Zeker niet. In veel sociale projecten is het respect voor de stem van de belanghebbenden al lang ingebouwd. Sommige organisaties kan je Rancièriaans noemen zonder dat ze Rancière ooit gelezen hebben. Ik denk bijvoorbeeld aan het ontstaan van patiëntenverenigingen. Het zou een grote fout zijn om te miskennen dat iedereen in staat is om het eigenbelang te overstijgen en mee te denken over de samenleving, ook al vertrekt dat nadenken vanuit een persoonlijk aanvoelen van onrecht. Rancière herleidt democratie uitdrukkelijk niet tot het opkomen voor je eigen belang. Dat daarentegen om het even wie – dus ook de onbevoegde – mag spreken, kan leiden tot een wijziging van ‘le sensible’ in een samenleving. Daarmee verwijst hij naar gevoeligheden die komen bovendrijven door het optreden van mensen, sociaal werkers en anderen. Ecologie, gelijke rechten voor homo’s of dierenrechten zijn stuk voor stuk voorbeelden van gevoeligheden die de laatste tientallen jaren in het democratische debat binnengebracht zijn door heel veel mensen.

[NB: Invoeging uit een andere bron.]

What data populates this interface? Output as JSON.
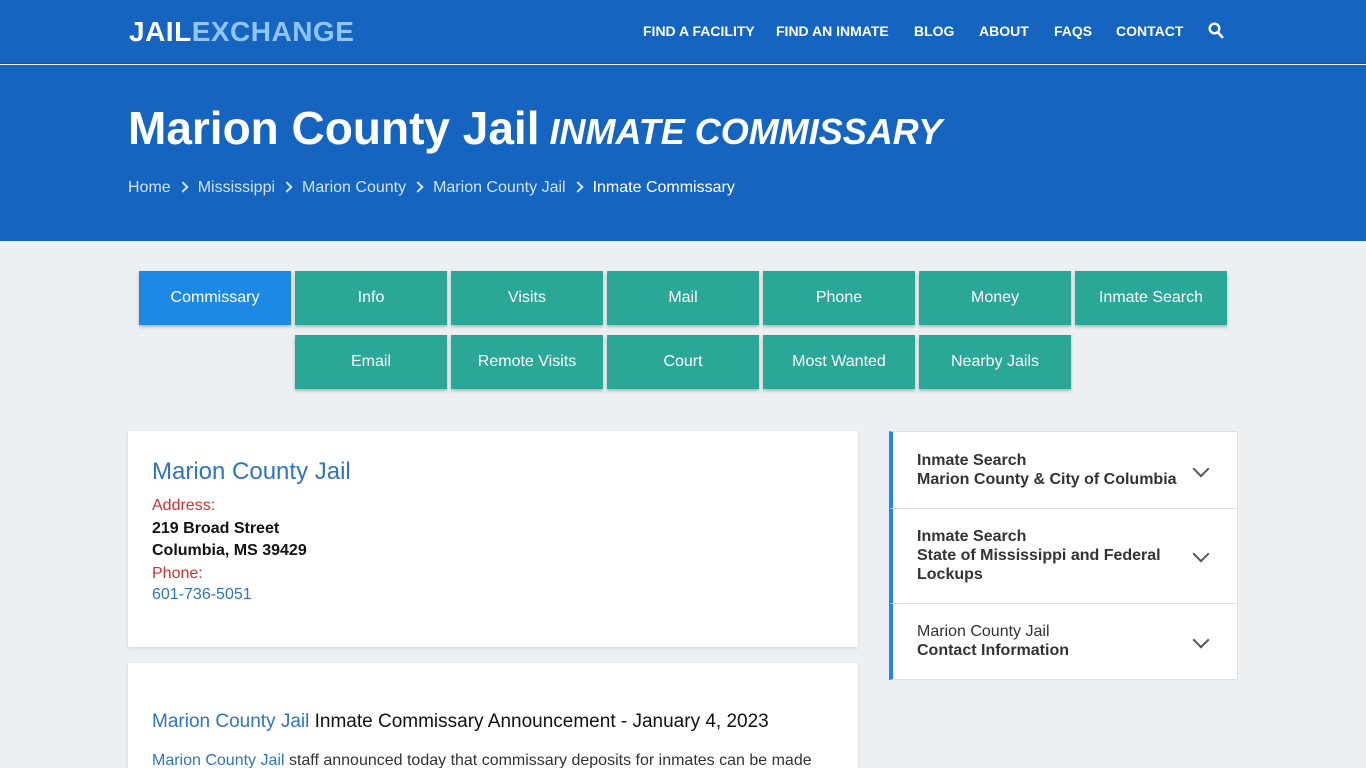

‘Politiek wordt vervangen door goed bestuur.’
Heb je ook de indruk dat in de huidige maatschappelijke context de ruimte om politiek te werken eerder afneemt dan toeneemt?
Het minste wat je kan zeggen is dat er een strijd bezig is om die ruimte te beperken. Men wil ons laten geloven dat we in een postpolitiek tijdperk leven, waarin politiek vervangen is door ‘goed bestuur’. Om het met Rancière te zeggen: men gaat ervan uit dat de democratie in wezen gerealiseerd is. Waardoor ieders rol vastligt. Burgers hebben als enige taak het kiezen van politici. Waarna die beroepspolitici aan de slag kunnen om plannen te ontwikkelen en te besturen. De rol van het middenveld – en dus ook van sociaal werkers – is niet om zich nog te bemoeien met die politieke keuzes, maar om ze uit te voeren. Volgens deze opvatting hebben sociaal werkers geen ‘politieke’ taak. Ze implementeren het beleid, hoogstens kunnen ze een aantal tekortkomingen in het sociaal beleid signaleren aan hen die voor deze zaken wel bevoegd zijn.
Vandaag overheerst het managementsdenken van de overheid en de instrumentalisering van sociaal werk.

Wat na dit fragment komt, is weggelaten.